RMOL.Co, – KEPALA Badan Narkotika Nasional Komisaris Jenderal Pol. Drs. Budi Waseso akan memasuki masa pensiun pada Maret 2018. Tidak sedikit juga pihak yang senang jika dirinya pensiun dan tak lagi menjabat sebagai kepala BNN. Mereka yang senang, terutama berasal dari pihak yang tidak suka dengan ketegasan maupun kebijakannya dalam memberantas narkotika dan prekursor narkotika serta tindakan memiskinkan sindikat bandar narkotika dan prekursor narkotika melalui penegakan hukum tindak pidana pencucian uang.
Syarat-syarat untuk diangkat menjadi Kepala BNN berdasarkan Pasal 69 UU No. 35/2009 tentang Narkotika, sebagai berikut: a. Warga negara Republik Indonesia; b. Bertakwa kepada Tuhan Yang Maha Esa; c. Sehat jasmani dan rohani; d. Berijazah paling rendah strata 1 (satu); e. Berpengalaman paling singkat 5 tahun dalam penegakan hukum dan paling singkat 2 tahun dalam pemberantasan Narkotika; f. Berusia paling tinggi 56 tahun; g. Cakap, jujur, memiliki integritas moral yang tinggi dan memiliki reputasi yang baik; h. Tidak pernah melakukan perbuatan tercela; i. Tidak menjadi pengurus partai politik; j. Bersedia melepaskan jabatan struktural dan/atau jabatan lain selama menjabat kepala BNN.
Merujuk kepada syarat-syarat di atas, hal utama yang menjadi perhatian penulis saat ini, adalah : Pasal 69 huruf e UU 35/2009 tentang Narkotika, yang berbunyi: “Berpengalaman paling singkat 5 tahun dalam penegakan hukum dan paling singkat 2 tahun dalam pemberantasan Narkotika”.
Penulis berpendapat bahwa Pasal 69 huruf e UU No. 35/2009 tentang Narkotika merupakan syarat khusus yang ditentukan oleh UU ini, yang mencerminkan betapa seorang Kepala BNN tidak hanya dituntut harus memiliki kemampuan yang mumpuni dalam penyidikan suatu perkara pidana namun lebih dari itu dipersyaratkan juga adanya pengalaman khusus dalam pemberantasan narkotika. Hal ini mengingat bahwa kejahatan narkotika adalah kejahatan yang memiliki karakter yang berbeda dengan kejahatan konvensional lainnya.

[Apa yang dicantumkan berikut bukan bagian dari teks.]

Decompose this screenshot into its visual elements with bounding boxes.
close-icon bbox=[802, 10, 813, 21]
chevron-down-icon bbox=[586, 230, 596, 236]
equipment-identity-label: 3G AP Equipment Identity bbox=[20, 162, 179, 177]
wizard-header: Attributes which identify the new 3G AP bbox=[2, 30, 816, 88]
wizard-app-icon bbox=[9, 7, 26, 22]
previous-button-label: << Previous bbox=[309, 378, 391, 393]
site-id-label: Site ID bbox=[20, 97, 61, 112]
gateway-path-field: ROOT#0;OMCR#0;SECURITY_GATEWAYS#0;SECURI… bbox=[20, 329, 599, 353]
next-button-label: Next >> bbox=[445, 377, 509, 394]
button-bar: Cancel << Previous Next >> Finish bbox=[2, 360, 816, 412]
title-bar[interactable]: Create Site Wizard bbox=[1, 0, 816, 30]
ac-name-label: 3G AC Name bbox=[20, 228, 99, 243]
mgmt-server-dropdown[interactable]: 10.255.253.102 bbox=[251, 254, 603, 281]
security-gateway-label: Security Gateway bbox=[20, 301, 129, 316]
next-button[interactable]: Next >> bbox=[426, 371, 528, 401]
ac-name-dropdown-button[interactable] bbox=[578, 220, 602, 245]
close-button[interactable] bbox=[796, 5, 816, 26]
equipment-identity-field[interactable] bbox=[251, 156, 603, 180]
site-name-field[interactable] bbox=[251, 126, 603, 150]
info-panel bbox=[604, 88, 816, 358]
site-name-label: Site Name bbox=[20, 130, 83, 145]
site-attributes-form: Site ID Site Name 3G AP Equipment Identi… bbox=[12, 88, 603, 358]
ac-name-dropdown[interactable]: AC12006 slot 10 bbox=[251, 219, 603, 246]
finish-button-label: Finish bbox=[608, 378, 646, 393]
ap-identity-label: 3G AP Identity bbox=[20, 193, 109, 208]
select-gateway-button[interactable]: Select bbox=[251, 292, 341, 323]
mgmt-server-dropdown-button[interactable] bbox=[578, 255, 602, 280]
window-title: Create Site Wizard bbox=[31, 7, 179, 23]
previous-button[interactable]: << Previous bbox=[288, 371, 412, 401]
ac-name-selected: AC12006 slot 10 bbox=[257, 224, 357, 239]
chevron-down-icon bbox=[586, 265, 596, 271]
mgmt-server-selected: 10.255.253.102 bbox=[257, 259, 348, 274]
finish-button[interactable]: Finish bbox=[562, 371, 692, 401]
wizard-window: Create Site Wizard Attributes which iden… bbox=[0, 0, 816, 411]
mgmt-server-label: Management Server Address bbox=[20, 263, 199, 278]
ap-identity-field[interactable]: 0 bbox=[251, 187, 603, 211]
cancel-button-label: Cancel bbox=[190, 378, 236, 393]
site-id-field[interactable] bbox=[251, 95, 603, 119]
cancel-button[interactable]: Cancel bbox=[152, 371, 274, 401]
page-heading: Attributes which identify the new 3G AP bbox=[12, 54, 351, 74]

Akan sangat sulit bagi seorang Kepala BNN untuk melaksanakan tugas dan fungsi dengan baik apabila yang bersangkutan tidak memahami kejahatan narkotika (yang memiliki karakter khusus). Menjadi Kepala BNN tidak cukup hanya menitikberatkan kepada aspek manajerial saja, kompleksitas permasalahan narkotika membutuhkan sosok pemimpin yang memahami karakter kejahatan ini dengan baik serta dampak multidimensional yang ditimbulkan, mengingat saat ini di wilayah hukum Indonesia terdapat 72 jaringan sindikat narkotika yang memiliki sel-sel penyebarannya.
Memang Komjen Budi Waseso sebenarnya pada saat diangkat menjadi Kepala BNN belum secara eksplisit memenuhi persyaratan pengalaman sebagaimana disebutkan dalam pasal 69 huruf e UU No. 35/2009 tentang Narkotika. Namun harus diakui bahwa sosok Budi Waseso yang ‘high profile’ serta dinamika politik pada saat itu membuat tidak adanya penolokan terhadap yang bersangkutan. Perjalanan waktu dan kinerja yang ditunjukkan oleh Buwas selanjutnya juga mendapat apresiasi dari banyak pihak.
Apa yang menjadi konsekwensi hukum apabila Presiden RI melalui Keputusan Presiden mengangkat seorang Kepala BNN yang tidak memenuhi syarat-syarat sebagaimana ditentukan dalam Pasal 69 Undang-undang No. 35/2009 tentang Narkotika?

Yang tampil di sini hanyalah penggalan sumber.